Though he’d wanted to go in search of the killers, a friend and senior editor at the Washington Post had sent a couple of ex-paras to force him out of the country before he got himself killed too. The Post along with New York Times and the Times Picayune in New Orleans, had then taken up the story of Rachel’s murder, which triggered a long and bitter dispute between the US and Colombia, as Washington demanded the immediate arrest of those responsible for the killing and the Colombian government, who were all but controlled by the Condoza family, consistently failed to comply. It was only after more than a million people took to the streets of the Southern States, most particularly in New Orleans, Rachel’s home town, to protest against what had ha
ppened and try to force the government to take stronger action, that the Colombians finally named the killers. The fact that at least one of them had been shot and killed by a rival cartel two weeks before Rachel was taken was a detail that Washington had very neatly overlooked in its bid to re-establish relations and calm the civil unrest that was starting to spread to the Northern States.
Had Chambers not taken himself off to Sarajevo by then, in an effort to put it all behind him, the story might not have slipped from the spotlight when it did and the chicanery and deceit would have been exposed. As it was, he had been so disgusted with the performance of his own government, never mind the Colombians, that he had left before the killers were named. And by the time the news reached him he was too caught up in the war in Europe to do anything about it. Indeed, it was his failure to act at that time that he found so hard to live with now, for not only did he hold himself responsible for Rachel’s death, he couldn’t forgive himself either for allowing her killers to go unpunished.
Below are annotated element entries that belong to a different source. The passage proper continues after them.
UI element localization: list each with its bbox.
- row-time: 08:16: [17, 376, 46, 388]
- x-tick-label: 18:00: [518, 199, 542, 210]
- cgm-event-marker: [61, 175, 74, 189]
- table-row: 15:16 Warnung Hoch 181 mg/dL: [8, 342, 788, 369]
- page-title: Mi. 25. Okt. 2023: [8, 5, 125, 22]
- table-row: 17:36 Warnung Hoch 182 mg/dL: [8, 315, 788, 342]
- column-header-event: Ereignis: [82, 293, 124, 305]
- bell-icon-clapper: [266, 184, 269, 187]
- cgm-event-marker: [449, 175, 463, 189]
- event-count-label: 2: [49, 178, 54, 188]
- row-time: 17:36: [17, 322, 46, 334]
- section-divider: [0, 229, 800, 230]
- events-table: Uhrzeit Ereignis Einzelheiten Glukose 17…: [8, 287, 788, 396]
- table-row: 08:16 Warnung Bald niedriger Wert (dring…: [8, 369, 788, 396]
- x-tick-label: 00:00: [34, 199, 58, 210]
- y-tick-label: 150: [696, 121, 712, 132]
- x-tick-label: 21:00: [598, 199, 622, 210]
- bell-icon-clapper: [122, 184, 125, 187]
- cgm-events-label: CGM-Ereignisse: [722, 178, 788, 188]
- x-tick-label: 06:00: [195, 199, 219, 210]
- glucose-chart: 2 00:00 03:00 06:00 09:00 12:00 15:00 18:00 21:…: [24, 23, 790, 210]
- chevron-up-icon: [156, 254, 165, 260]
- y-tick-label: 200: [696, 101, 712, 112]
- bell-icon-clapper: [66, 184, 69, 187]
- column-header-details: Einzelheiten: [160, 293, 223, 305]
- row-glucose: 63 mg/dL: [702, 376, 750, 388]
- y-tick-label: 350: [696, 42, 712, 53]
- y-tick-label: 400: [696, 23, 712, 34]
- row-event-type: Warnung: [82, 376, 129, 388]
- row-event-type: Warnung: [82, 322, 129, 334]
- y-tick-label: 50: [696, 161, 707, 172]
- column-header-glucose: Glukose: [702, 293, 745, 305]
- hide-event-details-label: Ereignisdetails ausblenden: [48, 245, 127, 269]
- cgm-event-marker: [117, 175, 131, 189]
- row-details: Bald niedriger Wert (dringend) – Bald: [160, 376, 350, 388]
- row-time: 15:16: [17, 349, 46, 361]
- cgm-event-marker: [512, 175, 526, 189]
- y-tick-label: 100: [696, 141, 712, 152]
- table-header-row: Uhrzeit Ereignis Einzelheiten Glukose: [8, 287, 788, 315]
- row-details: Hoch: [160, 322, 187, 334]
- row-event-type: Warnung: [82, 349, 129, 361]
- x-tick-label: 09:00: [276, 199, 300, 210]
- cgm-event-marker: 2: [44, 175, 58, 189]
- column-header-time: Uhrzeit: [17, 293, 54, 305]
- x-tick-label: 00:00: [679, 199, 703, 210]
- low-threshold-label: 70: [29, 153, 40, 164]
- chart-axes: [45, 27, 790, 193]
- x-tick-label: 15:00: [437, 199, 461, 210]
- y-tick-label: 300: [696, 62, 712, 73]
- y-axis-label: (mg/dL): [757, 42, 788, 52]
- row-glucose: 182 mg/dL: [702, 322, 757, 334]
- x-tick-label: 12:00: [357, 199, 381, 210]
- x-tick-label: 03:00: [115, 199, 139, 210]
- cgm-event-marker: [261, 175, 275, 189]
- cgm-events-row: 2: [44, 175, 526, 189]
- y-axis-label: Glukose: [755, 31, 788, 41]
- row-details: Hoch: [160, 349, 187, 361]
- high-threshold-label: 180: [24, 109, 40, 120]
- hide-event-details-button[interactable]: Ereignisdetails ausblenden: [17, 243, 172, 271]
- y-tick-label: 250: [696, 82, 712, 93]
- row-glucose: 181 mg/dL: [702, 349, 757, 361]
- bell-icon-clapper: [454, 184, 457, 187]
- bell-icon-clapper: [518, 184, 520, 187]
It was because of his past and the grief he still bore that Michelle was prepared to bite her tongue now and allow him to take the decisions. After all, they’d already received one warning from Pastillano which no one had so far heeded, so there wasn’t much doubt that they were being watched and the moment they appeared to be getting close to anything that might in any way cause Pastillano even the slightest embarrassment or anxiety, the danger they were in would increase to proportions it was probably best not to dwell on.
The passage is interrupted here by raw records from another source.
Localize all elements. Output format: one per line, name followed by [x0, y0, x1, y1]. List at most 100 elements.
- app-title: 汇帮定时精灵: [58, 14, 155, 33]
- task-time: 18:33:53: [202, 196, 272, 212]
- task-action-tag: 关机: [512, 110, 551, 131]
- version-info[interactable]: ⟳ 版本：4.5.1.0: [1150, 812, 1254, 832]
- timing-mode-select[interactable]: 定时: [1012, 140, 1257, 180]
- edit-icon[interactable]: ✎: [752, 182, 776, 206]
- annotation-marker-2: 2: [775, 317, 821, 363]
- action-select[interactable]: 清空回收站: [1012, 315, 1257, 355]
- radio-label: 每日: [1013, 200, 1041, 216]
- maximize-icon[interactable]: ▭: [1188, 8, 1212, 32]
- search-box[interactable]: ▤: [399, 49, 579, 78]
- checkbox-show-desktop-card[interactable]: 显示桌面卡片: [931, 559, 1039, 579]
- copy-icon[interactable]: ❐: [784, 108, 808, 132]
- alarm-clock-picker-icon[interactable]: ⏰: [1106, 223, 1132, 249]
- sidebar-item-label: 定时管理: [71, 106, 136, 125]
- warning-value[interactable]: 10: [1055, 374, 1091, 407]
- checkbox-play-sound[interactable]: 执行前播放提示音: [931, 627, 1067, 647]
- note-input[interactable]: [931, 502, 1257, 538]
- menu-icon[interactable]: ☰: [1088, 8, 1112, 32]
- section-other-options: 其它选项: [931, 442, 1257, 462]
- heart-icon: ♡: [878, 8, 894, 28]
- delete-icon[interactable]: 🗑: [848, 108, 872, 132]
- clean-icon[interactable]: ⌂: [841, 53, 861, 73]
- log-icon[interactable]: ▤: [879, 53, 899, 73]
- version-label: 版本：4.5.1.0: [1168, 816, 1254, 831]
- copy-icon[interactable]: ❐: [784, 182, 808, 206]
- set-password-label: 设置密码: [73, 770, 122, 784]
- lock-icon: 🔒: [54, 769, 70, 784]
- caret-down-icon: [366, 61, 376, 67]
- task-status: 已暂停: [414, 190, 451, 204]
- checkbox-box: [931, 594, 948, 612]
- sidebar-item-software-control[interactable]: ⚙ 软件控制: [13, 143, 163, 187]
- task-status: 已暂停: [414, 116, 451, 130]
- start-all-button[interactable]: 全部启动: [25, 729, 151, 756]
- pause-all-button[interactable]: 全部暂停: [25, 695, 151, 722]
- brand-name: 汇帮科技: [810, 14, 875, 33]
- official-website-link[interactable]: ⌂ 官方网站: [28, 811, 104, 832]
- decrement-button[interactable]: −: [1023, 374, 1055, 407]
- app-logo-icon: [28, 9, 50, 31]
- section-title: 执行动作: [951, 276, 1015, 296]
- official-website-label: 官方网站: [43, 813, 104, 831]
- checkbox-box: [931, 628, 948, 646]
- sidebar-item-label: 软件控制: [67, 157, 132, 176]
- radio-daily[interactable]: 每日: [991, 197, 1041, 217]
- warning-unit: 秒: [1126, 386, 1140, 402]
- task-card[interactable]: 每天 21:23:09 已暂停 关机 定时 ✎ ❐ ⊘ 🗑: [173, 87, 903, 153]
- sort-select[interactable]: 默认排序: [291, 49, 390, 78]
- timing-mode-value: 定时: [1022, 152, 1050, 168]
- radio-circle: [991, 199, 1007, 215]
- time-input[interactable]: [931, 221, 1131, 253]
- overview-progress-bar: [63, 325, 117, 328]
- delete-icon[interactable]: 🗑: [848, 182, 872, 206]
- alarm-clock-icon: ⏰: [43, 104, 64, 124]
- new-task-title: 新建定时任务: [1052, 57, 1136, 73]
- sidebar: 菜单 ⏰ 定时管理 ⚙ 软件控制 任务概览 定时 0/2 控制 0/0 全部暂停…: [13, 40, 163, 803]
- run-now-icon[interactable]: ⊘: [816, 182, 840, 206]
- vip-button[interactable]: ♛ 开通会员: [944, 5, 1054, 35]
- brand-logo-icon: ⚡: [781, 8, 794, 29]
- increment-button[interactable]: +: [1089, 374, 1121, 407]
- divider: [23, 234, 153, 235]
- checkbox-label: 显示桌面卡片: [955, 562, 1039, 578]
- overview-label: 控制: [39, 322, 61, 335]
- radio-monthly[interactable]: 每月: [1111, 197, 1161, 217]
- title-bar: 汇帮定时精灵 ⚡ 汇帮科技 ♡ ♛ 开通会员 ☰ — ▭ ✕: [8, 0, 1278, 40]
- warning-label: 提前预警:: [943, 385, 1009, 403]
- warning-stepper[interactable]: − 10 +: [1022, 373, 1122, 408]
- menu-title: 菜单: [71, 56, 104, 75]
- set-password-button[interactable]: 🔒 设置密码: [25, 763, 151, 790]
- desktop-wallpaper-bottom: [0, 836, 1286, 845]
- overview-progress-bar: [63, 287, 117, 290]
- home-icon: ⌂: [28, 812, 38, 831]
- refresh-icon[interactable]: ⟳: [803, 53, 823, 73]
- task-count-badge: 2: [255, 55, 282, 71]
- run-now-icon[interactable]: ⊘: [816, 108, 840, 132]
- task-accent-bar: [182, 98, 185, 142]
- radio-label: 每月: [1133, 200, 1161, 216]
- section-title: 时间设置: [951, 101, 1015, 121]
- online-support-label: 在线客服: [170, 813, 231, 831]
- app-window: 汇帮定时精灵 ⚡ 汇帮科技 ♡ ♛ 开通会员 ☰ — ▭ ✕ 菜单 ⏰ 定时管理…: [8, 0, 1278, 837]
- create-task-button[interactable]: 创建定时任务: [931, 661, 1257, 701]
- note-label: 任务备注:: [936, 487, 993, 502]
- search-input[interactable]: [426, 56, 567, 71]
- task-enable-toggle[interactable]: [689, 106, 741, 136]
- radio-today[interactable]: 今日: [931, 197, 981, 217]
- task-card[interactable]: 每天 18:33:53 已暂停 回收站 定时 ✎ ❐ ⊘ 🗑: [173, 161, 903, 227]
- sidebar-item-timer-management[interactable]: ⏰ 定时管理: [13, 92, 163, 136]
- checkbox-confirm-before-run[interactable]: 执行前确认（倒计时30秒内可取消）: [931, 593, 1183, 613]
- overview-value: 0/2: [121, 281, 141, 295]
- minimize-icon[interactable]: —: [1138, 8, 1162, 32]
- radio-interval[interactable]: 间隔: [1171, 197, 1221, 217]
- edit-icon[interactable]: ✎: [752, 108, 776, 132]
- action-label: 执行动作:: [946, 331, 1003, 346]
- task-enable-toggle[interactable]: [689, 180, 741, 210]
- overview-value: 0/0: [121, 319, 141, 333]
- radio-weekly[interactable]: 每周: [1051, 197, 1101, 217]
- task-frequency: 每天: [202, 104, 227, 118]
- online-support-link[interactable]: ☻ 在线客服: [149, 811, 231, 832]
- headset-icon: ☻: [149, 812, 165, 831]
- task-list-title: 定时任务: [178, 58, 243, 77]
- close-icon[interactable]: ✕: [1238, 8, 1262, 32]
Michelle looked at the children again and watched young Larisa flashing her lovely blue eyes at Antônio. Though it was highly doubtful Pastillano would risk an international scandal by threatening the lives of three European children, arrangements had nevertheless been made for them to be whisked into hiding the very second anything untoward occurred. But without a single deposition in hand, or the guarantee of one in the near future, they were a long way from having to implement the plans yet. Unless, of course, Márcio’s aunt and the Estrela gang member really did have some information worth pursuing.